Much of the suffering of neurodivergent individuals is not due to internal dysfunction, but rather, external misunderstanding: in classrooms that reward only one mode of learning, workplaces that privilege neurotypical behaviour, or health systems that rely on rigid diagnosis.

In the research world, there has been an effort to evolve beyond such binary distinctions.

The Research Domain Criteria (RDoC) initiative by the US’ National Institute of Mental Health seeks to classify mental functioning across dimensions such as cognitive control or emotional regulation. However, while scientifically promising, RDoC remains a tool for research, not yet ready for real-world clinical or forensic application.

The stakes become especially high when neurodivergent individuals encounter the judicial system. A young person on the autism spectrum may fail to make eye contact or respond appropriately during police questioning, which could be mistaken for evasiveness or guilt.

A teenager with ADHD might act impulsively or react with aggression, drawing punitive attention, instead of developmental support.

Without understanding the behavioural manifestations of neurodivergence, there is a real risk of misinterpreting neurological difference as wilful defiance.

This leads to over-criminalisation, inappropriate incarceration, and sentencing that fails both the offender and society.

In some jurisdictions, such as the UK and US, neurodiversity-informed justice is emerging as a guiding principle. The goal is to promote accessible legal processes and divert neurodivergent individuals from traditional punitive systems towards supportive, rehabilitative frameworks.

In Singapore, mechanisms such as Mandatory Treatment Orders and tailored sentencing in the Family Justice Courts offer early steps in this direction, though they are still limited in scope.

One promising path forward is the application of restorative justice approaches for neurodivergent individuals. Restorative justice shifts the focus from punishment to accountability, healing, and repair. It recognises that harm is best addressed through dialogue and understanding, not isolation or retribution.
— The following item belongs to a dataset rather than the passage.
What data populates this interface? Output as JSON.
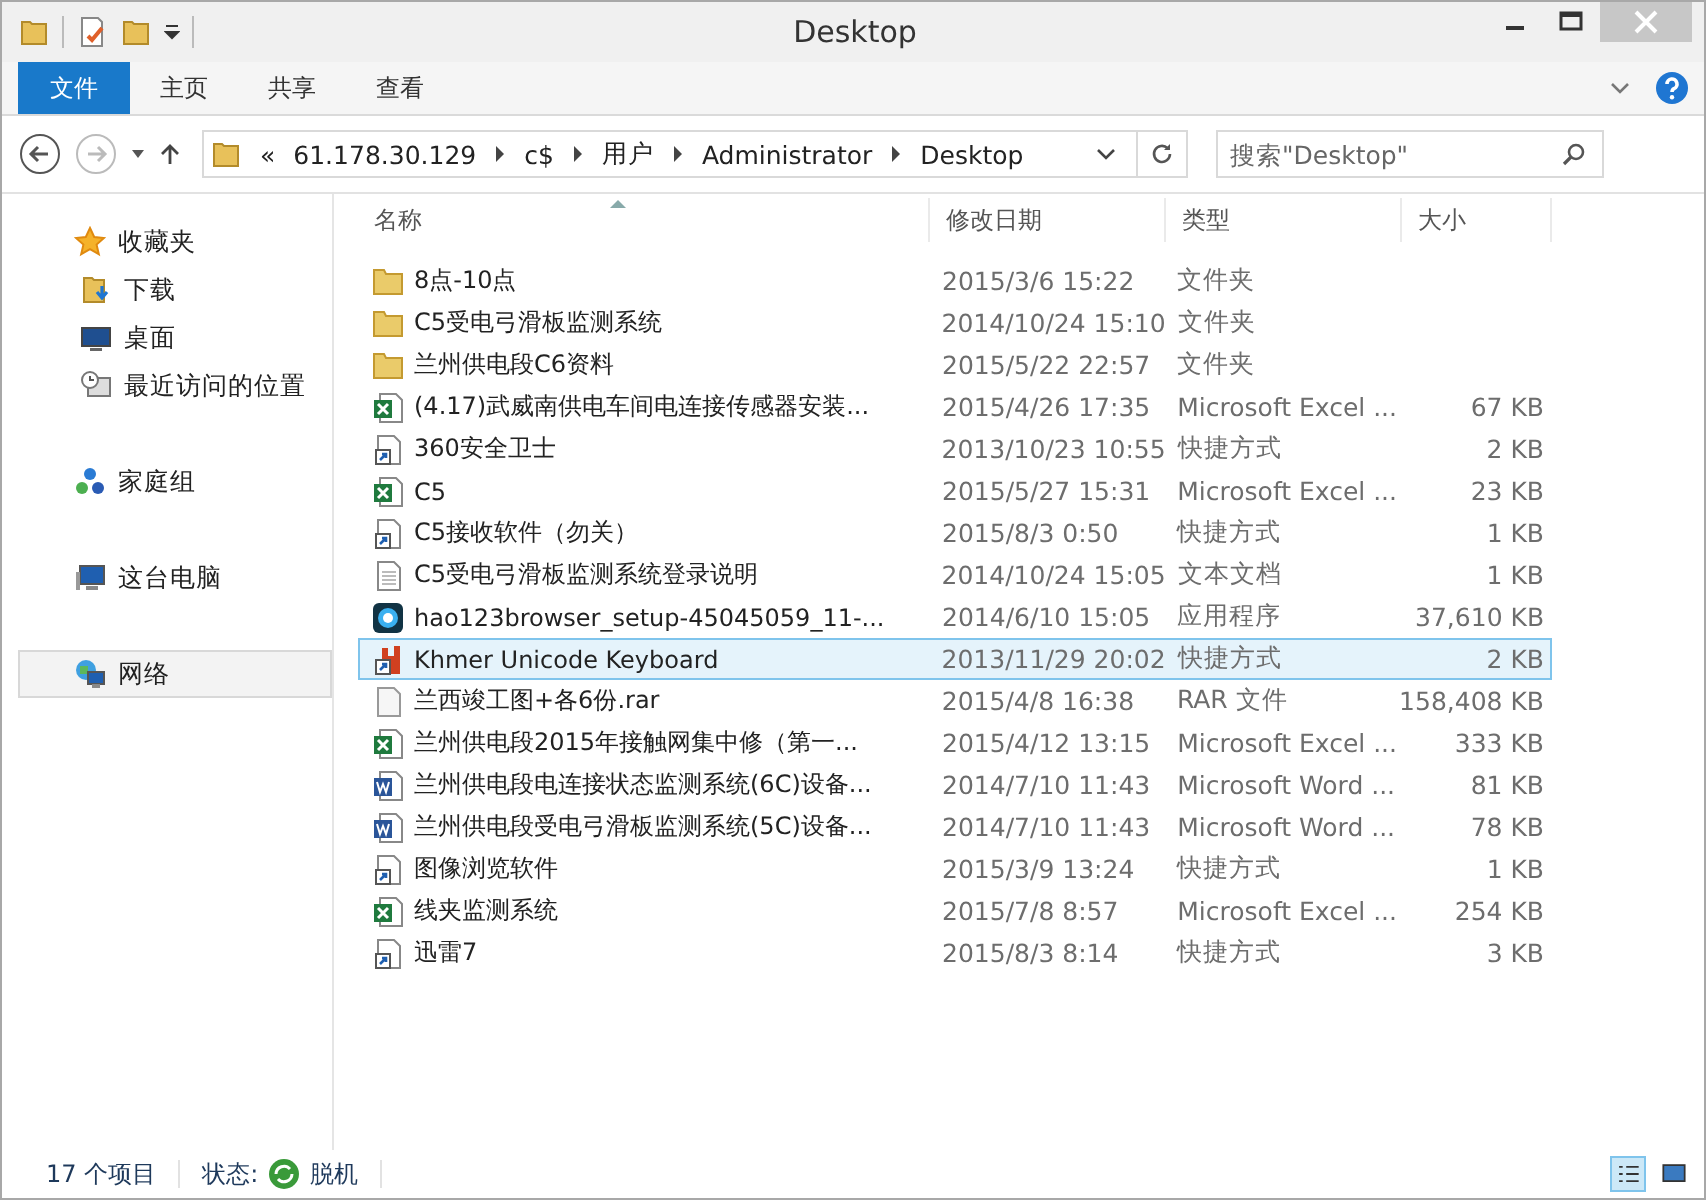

For a neurodivergent youth who has committed a minor offence, restorative practices, such as facilitated mediation with victims, structured apologies, or community restitution, can be more developmentally appropriate than incarceration.

Such approaches also allow the individual to learn the impact of their actions, while society learns to respond with compassion rather than condemnation.

Restorative justice does not negate accountability. Rather, it embeds it within a framework that acknowledges neurological difference, trauma history, and support needs. It also promotes social integration, a key protective factor against future offending.

At the Institute of Mental Health, we are working towards a more inclusive model of care. This includes redesigning our environments for sensory comfort, refining our assessment tools, and getting peer support specialists to aid in patient care.

These are persons who have recovered from their mental illness, who can share their experiences with patients and provide them with wellness training. We also involve them in care discussions and get them to do media interviews for improved mental health literacy. But change cannot stop at the hospital gates.

Schools must look beyond compliance and discipline to embrace individualised learning and behavioural diversity. Workplaces should adjust expectations to value different communication styles and attentional rhythms. And the justice system must evolve from a one-size-fits-all model to one that distinguishes misconduct from misunderstanding.

Neurodivergence challenges our assumptions, not only in psychiatry, but also in policy, education, and law. We cannot abandon classification altogether; it helps us structure systems and services. But we must use these labels with humility, empathy, and flexibility.

Being neurodivergent is not a loophole to escape responsibility, nor is it a flaw to be corrected. It is a call to build systems that honour human difference with human dignity. In doing so, we can make Singapore not just mentally healthier, but also more just, compassionate, and truly inclusive.

  • Dr Daniel Fung is a child and adolescent psychiatrist, and the chief executive officer of the Institute of Mental Health.